Conklin Sentenced For Whitaker Murder
MAYVILLE – Nearly two years after Westfield resident and accomplished violinist Mary E. Whitaker was murdered inside her home, 45-year-old Jonathan Conklin’s fate was revealed.
On Wednesday in Chautauqua County Court, Conklin was given an indeterminate sentence of 25 years to life in state prison. The sentence is the result of a second-degree murder charge, to which Conklin pleaded guilty in November 2015.
Today, Conklin will appear in the U.S. District Court in Buffalo, where he will be sentenced on a federal charge of carjacking. The charge carries a potential 15 years to life sentence, which, according to Patrick Swanson, acting Chautauqua County district attorney, will run consecutively with Conklin’s state sentence.

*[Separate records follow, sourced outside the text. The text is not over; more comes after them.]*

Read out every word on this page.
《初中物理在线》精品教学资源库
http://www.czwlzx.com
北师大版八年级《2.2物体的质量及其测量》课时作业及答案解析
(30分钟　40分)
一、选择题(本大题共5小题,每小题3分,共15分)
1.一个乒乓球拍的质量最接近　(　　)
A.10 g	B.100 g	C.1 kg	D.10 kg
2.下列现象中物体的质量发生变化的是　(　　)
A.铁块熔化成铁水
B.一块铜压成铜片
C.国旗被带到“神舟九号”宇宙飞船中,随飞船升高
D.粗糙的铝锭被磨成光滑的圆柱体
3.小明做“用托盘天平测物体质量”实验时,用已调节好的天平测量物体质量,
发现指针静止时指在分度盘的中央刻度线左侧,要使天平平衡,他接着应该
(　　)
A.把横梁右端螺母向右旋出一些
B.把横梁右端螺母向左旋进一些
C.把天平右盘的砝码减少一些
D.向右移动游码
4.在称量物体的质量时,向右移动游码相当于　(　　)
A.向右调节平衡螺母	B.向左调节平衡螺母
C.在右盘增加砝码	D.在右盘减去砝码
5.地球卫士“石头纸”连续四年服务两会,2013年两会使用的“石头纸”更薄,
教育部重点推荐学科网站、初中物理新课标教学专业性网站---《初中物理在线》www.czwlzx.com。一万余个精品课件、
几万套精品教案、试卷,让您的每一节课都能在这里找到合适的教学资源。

While a concurrent sentence was originally in the works, Swanson said Conklin voluntarily chose to have his state sentencing prior to his federal sentencing for personal reasons and thus accepted back-to-back prison terms as a result.
“I have no objection to this because it gives him an effective 40-year sentence instead of a 25-year sentence,” Swanson said.
Conklin’s cohort, 31-year-old Charles Sanford, is scheduled for federal sentencing Thursday and state sentencing in the county court Friday at 9:30 a.m.
He faces a potential 15 years to life for the state charge of second-degree murder. He faces a federal charge of illegally possessing a firearm.
“This is a case where you had a very senseless killing,” Swanson said. “You had two grown men descend upon a house of a single female who was not armed. Mary Whitaker was an amazing woman. No one deserves to exit our world in the manner she did. Our thoughts are with her family and friends as they hopefully can move forward remembering the amazing person she was.”
Nathaniel Barone, Chautauqua County public defender and counsel to Conklin, said he was unsure whether Conklin would appeal the decision, indicating that it was only a “possibility.”
“Mr. Conklin accepted responsibility for what he did … not that this makes anything better, but nonetheless, he did accept responsibility rather than put the family through a trial,” Barone said. “He was in a position to move on.”
The Hon. Richard C. Kloch Sr., who presided over the sentencing, addressed both Conklin and a courtroom packed with friends and family members of Whitaker.
Notably, he described the deluge of letters he received from people around the country whose lives were touched or impacted by the 61-year-old musician.
“I never in some 30 years on the bench ever received so many letters from people,” Kloch said. “They’re from everyone and from every little corner of this country. The ripples that this young lady sent out … it really is amazing.”
Kloch, who described Whitaker as someone who embodied youth, vitality and vibrancy, highlighted the way she kept in touch with childhood friends or how she bought pet food for the overlooked pets at Ground Zero in the aftermath of the 9/11 attacks.
“This is the person you killed,” said Kloch to Conklin, repeatedly. “Victims are remembered and loved. They never die. Their spirit goes on. But the criminals? The people who take these people away from us? They die. And (Mr. Conklin), you’re about to be very, very, very dead.”
Conklin, clad in prison garb and cuffs, refused to address the court and slumped out of the courtroom, only briefly making eye contact with the gallery.
Whitaker, a concert violinist who regularly performed with the Chautauqua Symphony Orchestra, was found dead inside her 8448 Titus Road home on Aug. 20, 2014, after what police referred to as an attempted burglary turned deadly.
According to Assistant U.S. Attorney Timothy Lynch, Conklin and Sanford approached Whitaker’s home shortly before 7 a.m., where they reportedly concocted a ruse to get inside.
Sanford, he said, knocked on Whitaker’s door and asked to use the phone, while Conklin hid outside with a gun. When Whitaker obliged to the request, she was shot and killed by Conklin, Lynch said.
The two men then stole Whitaker’s 2007 Chevy HHR and used her credit cards at various businesses in Erie, Pa., police said.
They were arrested separately two days later after the Chautauqua County Sheriff’s Office, with the assistance of the FBI and City of Erie Police Department, tracked their credit card activity and identified Conklin on a store security camera.
Swanson offered his thanks to the agencies that assisted in the swift capture and prosecution of the two men.
“This was a case that originated under my former boss, the Hon. David W. Foley,” Swanson said. “He, and the staff that assisted him, did an amazing job prosecuting this case. I know he would have wanted to thank the Sheriff and the Sheriff’s office for their fast response, the Forensic Investigation Team for their efforts at the crime scene, the local FBI branch that we are so fortunate to have here in Chautauqua County and the U.S. Attorney’s Office, headed up by the US Attorney for the Western District of New York, William J. Hochul, Jr.”
Swanson also thanked the City of Erie Police Department in Pennsylvania.